One of the many spa hotels in the town. 

Devil’s Throat Cave

Once upon a time, Bulgaria alongside parts of modern day Greece and Turkey, used to be called Thrace and deep in the heart of one of its most massive caves, lives one of its most mystical Thracian legends. The legend again links back to the suave musician and poet Orpheus, who we introduced you to a couple days ago in his birthplace of Gela. It is said he had to rescue his main squeeze, Eurydice, from the underworld of Hades using this cave as his portal. 
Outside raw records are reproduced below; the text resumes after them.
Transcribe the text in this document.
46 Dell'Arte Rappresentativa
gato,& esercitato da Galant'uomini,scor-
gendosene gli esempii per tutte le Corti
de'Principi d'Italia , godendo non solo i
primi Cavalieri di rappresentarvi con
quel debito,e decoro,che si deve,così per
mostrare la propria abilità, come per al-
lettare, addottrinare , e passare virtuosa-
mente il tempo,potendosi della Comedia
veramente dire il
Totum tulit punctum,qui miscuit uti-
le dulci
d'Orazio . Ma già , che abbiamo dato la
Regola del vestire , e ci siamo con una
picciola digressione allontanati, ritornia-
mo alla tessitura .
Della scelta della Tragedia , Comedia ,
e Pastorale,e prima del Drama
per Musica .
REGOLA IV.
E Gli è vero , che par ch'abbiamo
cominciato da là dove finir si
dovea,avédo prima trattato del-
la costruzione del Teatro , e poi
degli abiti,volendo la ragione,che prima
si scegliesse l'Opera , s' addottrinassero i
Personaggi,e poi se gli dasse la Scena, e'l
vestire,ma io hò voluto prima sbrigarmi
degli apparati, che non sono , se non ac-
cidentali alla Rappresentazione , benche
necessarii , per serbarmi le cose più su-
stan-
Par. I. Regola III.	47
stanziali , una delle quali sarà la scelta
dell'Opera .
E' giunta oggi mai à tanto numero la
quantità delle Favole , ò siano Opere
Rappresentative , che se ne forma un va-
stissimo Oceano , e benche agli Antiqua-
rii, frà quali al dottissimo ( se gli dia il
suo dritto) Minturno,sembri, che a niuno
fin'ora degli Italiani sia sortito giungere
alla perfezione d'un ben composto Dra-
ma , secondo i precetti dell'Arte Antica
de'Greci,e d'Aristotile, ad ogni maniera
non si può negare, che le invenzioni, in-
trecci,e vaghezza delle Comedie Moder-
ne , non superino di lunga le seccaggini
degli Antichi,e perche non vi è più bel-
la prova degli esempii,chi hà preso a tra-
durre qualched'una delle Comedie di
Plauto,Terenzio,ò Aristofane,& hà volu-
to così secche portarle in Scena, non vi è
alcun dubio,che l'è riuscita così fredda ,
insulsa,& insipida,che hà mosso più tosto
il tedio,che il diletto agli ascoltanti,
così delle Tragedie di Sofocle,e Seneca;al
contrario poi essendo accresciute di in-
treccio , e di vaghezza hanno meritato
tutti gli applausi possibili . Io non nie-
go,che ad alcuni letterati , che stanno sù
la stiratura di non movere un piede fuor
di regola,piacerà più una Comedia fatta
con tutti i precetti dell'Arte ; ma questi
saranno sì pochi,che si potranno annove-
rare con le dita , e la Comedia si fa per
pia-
Whether or not the legend is true, Devil’s Throat Cave certainly has some indescribable and transcendental effects. And, as you plunge into the colossal cavity and see an unknown abyss engulfing the Trigrad river via a 42-meter thundering waterfall, it’s easy to imagine one little slip and it swallowing you as well. 

The tumbling waterfall….the reverberating echo…the ominous shadows…the vertigo-inducing stairs… 

It’s all really disorienting.  

And a must on any southern Rhodopes road trip.

It is said that the grand cavern itself (pictured above) could easily fit St. Alexander Nevsky Cathedral in Sofia. That said, thanks to the size and shadows, this is not an easy place to photograph. 

And it features the highest underground waterfall in the Balkans. 

After paying your entrance fee of 13 Leva per person (about $7.50), you enter the cave on your self-guided tour via the Devil’s Throat, which is what the cave is said to be named after. Hmmm….we didn’t really see it?! 

Later we learned this was because the name came from the FORMER entrance, now the exit, where the waterfall is swallowed inside. 

This must make this entrance tunnel the large intestine and the new entrance the….um…you get the idea. Fortunately we didn’t find anything icky lodged inside…probably because we tourists are the daily colonoscopy.

Although not sure what is down THIS hole…?

Moving upstream into the roaring grand hall…

….and passing a daunting devil’s face, which is a modern carving, placed by early explorers to emphasize the cave’s sinister name and atmosphere. It also has a Greek column, clearly bought from a 21st Century party store.

And then you get your first glimpse at the underground river. It is a harrowing reality that nothing carried into The Devil’s Throat Cave by the river emerges from it. Many experiments have been tested, and in 1970 young divers tragically lost their lives trying to find out, but everything vanishes without a trace. 

Further into the hall, you encounter Orphan and Eurydice. According to the story, Orpheus, whose music was apparently sweet enough to tame anything he so pleased, was very much in love with Eurydice. 

But on their wedding day, a poisonous snake bit his bride and she died. Orpheus was desperate to have her back, so he went to the Underworld to ask Hades and Persephone to let her live. At first, they refused, but Orpheus played his lyre, and persuaded them. They agreed that he could lead Eurydice out of the Underworld, but if he looked back at her once before he was all the way back to the world of the living, she would return to the Underworld, and Orpheus would not get another chance to free her. Orpheus agreed, but when he was almost out, he couldn’t resist checking out his hot wife, and looked back just in time to see her disappear back into Hades. Seriously dude…can’t you keep it in your pants 5 more minutes?!

My Orpheus. He disappointedly can’t play a lyre. 

Heading up these 300 precipitous steps is quite disorienting. Can’t imagine the guy that built them. 

It’s even more disorienting when you turn around…(which any legend clearly would advise you not to). Fortunately, my Orepheus didn’t disappear into Hades, but I was met with an overwhelming hit of nausea as I turned around and continued moving up the ladder. Seriously, blogger…..was that really worth it for a photo?! 

Departing Devil’s Throat…some of the other remarkable scenery nearby…

Wow…this is a really special part of Bulgaria. Maybe a new favorite?!